CLIP-Guided Multi-Task Regression for Multi-View Plant Phenotyping

Imagine you are trying to guess how old a child is and how many teeth they have just by looking at photos of them. Now, imagine you have 120 photos of that same child: some taken from the front, some from the back, some from high up, and some from low down.

If you just looked at all 120 photos, you'd get confused. A photo taken from the floor might make a small child look like a giant, while a photo from the ceiling might make a tall child look tiny. Plus, looking at 120 nearly identical photos is a waste of time for a computer—it's like reading the same page of a book 120 times to understand the story.

This is exactly the problem scientists face when trying to measure plant growth (phenotyping) using robots or cameras. This paper presents a clever new way to solve that puzzle.

The Problem: Too Many Angles, Not Enough Clues

In the past, researchers tried to solve this by building two separate teams of robots:

One team to guess the plant's age.
Another team to count the leaves.

They also tried to be "smart" by picking only a few photos to look at, hoping to avoid the confusion of too many angles. But this was clunky.
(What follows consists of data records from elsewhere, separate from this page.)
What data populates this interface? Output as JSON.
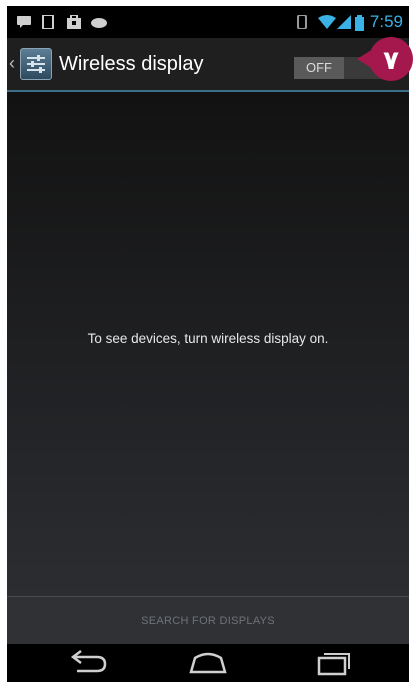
{
  "status_bar": {
    "time": "7:59",
    "notification_icons": [
      "message-icon",
      "sim-icon",
      "bag-icon",
      "controller-icon"
    ],
    "system_icons": [
      "vibrate-icon",
      "wifi-icon",
      "signal-icon",
      "battery-icon"
    ]
  },
  "action_bar": {
    "title": "Wireless display",
    "toggle_label": "OFF",
    "toggle_state": "off",
    "callout_label": "٧"
  },
  "content": {
    "empty_message": "To see devices, turn wireless display on."
  },
  "bottom_action": {
    "label": "SEARCH FOR DISPLAYS",
    "enabled": false
  },
  "nav_bar": {
    "buttons": [
      "back-icon",
      "home-icon",
      "recent-apps-icon"
    ]
  },
  "colors": {
    "accent": "#3bb2e6",
    "callout": "#a5184d"
  }
}
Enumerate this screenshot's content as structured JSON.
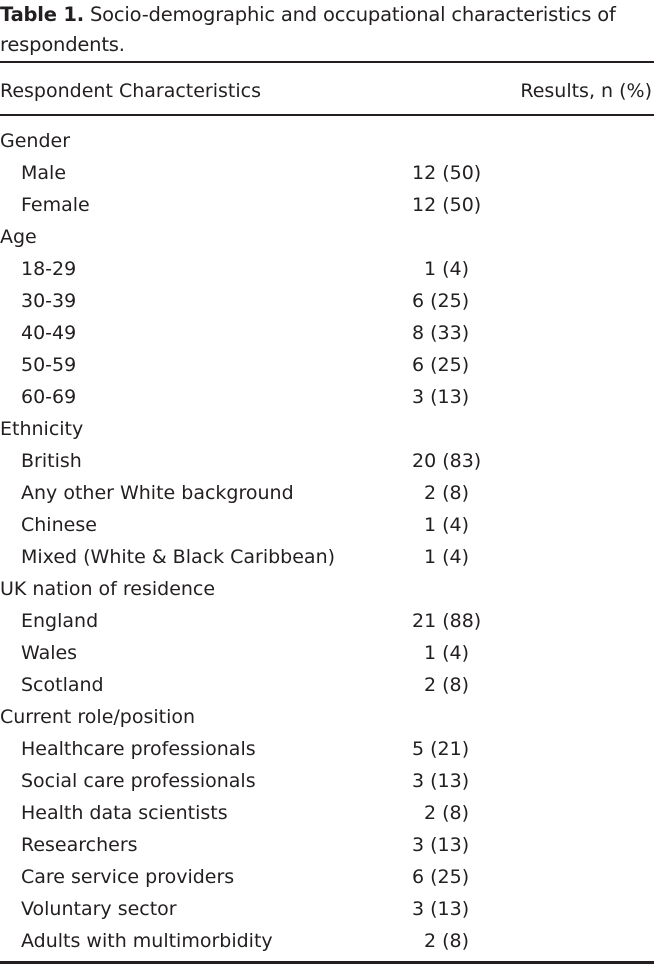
{
  "caption": {
    "label": "Table 1.",
    "text": " Socio-demographic and occupational characteristics of respondents."
  },
  "header": {
    "col1": "Respondent Characteristics",
    "col2": "Results, n (%)"
  },
  "rows": [
    {
      "label": "Gender",
      "value": "",
      "type": "group"
    },
    {
      "label": "Male",
      "value": "12 (50)",
      "type": "sub"
    },
    {
      "label": "Female",
      "value": "12 (50)",
      "type": "sub"
    },
    {
      "label": "Age",
      "value": "",
      "type": "group"
    },
    {
      "label": "18-29",
      "value": "1 (4)",
      "type": "sub"
    },
    {
      "label": "30-39",
      "value": "6 (25)",
      "type": "sub"
    },
    {
      "label": "40-49",
      "value": "8 (33)",
      "type": "sub"
    },
    {
      "label": "50-59",
      "value": "6 (25)",
      "type": "sub"
    },
    {
      "label": "60-69",
      "value": "3 (13)",
      "type": "sub"
    },
    {
      "label": "Ethnicity",
      "value": "",
      "type": "group"
    },
    {
      "label": "British",
      "value": "20 (83)",
      "type": "sub"
    },
    {
      "label": "Any other White background",
      "value": "2 (8)",
      "type": "sub"
    },
    {
      "label": "Chinese",
      "value": "1 (4)",
      "type": "sub"
    },
    {
      "label": "Mixed (White & Black Caribbean)",
      "value": "1 (4)",
      "type": "sub"
    },
    {
      "label": "UK nation of residence",
      "value": "",
      "type": "group"
    },
    {
      "label": "England",
      "value": "21 (88)",
      "type": "sub"
    },
    {
      "label": "Wales",
      "value": "1 (4)",
      "type": "sub"
    },
    {
      "label": "Scotland",
      "value": "2 (8)",
      "type": "sub"
    },
    {
      "label": "Current role/position",
      "value": "",
      "type": "group"
    },
    {
      "label": "Healthcare professionals",
      "value": "5 (21)",
      "type": "sub"
    },
    {
      "label": "Social care professionals",
      "value": "3 (13)",
      "type": "sub"
    },
    {
      "label": "Health data scientists",
      "value": "2 (8)",
      "type": "sub"
    },
    {
      "label": "Researchers",
      "value": "3 (13)",
      "type": "sub"
    },
    {
      "label": "Care service providers",
      "value": "6 (25)",
      "type": "sub"
    },
    {
      "label": "Voluntary sector",
      "value": "3 (13)",
      "type": "sub"
    },
    {
      "label": "Adults with multimorbidity",
      "value": "2 (8)",
      "type": "sub"
    }
  ]
}
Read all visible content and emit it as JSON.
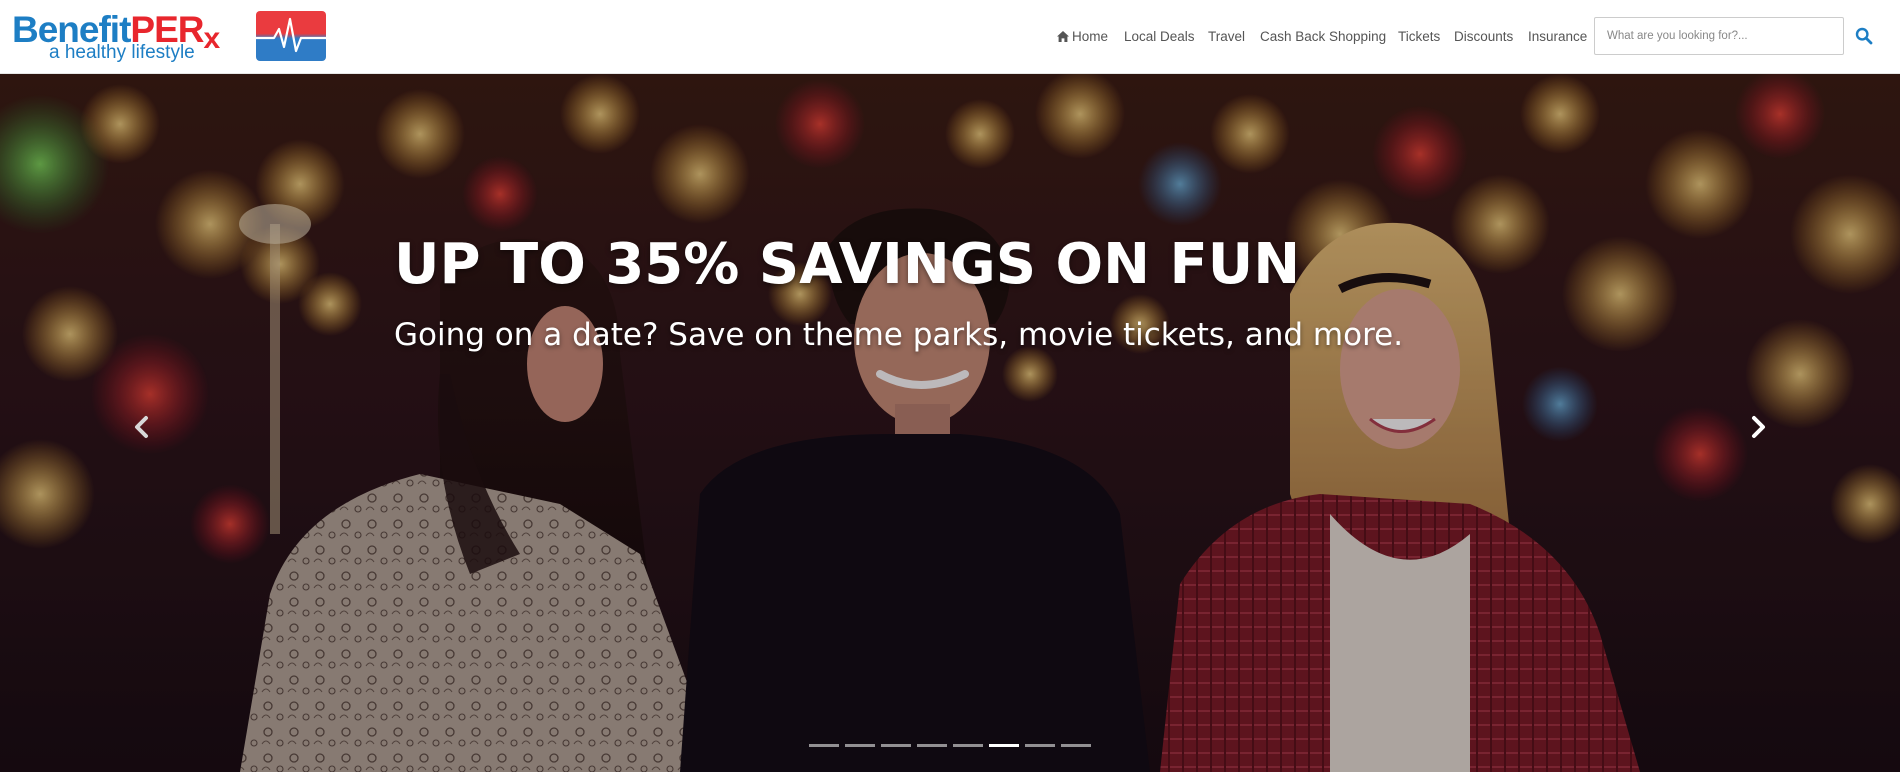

If a robot missed a photo or if the camera was shaky, the whole system could fail. It was like trying to solve a mystery with two different detectives who never talk to each other.

The Solution: The "Bilingual" Detective

The authors propose a single, super-smart detective that does both jobs at once. They call this a "Vision-Language" model. Here is how it works, using simple analogies:

1. The "Smart Glasses" (CLIP)

The model uses a technology called CLIP. Think of CLIP as a detective who has read millions of books and seen millions of pictures. It doesn't just see "green leaves"; it understands concepts like "a young sprout" or "a mature bush."

The Trick: Instead of just looking at the picture, this detective can also "read" a note. If you tell it, "This photo was taken from a low angle," it instantly adjusts its brain to understand that the plant might look bigger than it really is.

2. The "Group Hug" (Aggregating Views)

Instead of looking at 24 different photos of the same plant from different angles, the model takes all 24 photos and gives them a "group hug." It averages them out.

Why? If one photo is blurry or blocked by a leaf, the other 23 photos save the day. The result is one perfect, "angle-proof" summary of what the plant looks like, regardless of where the camera was standing.

3. The "Height Hint" (Level-Awareness)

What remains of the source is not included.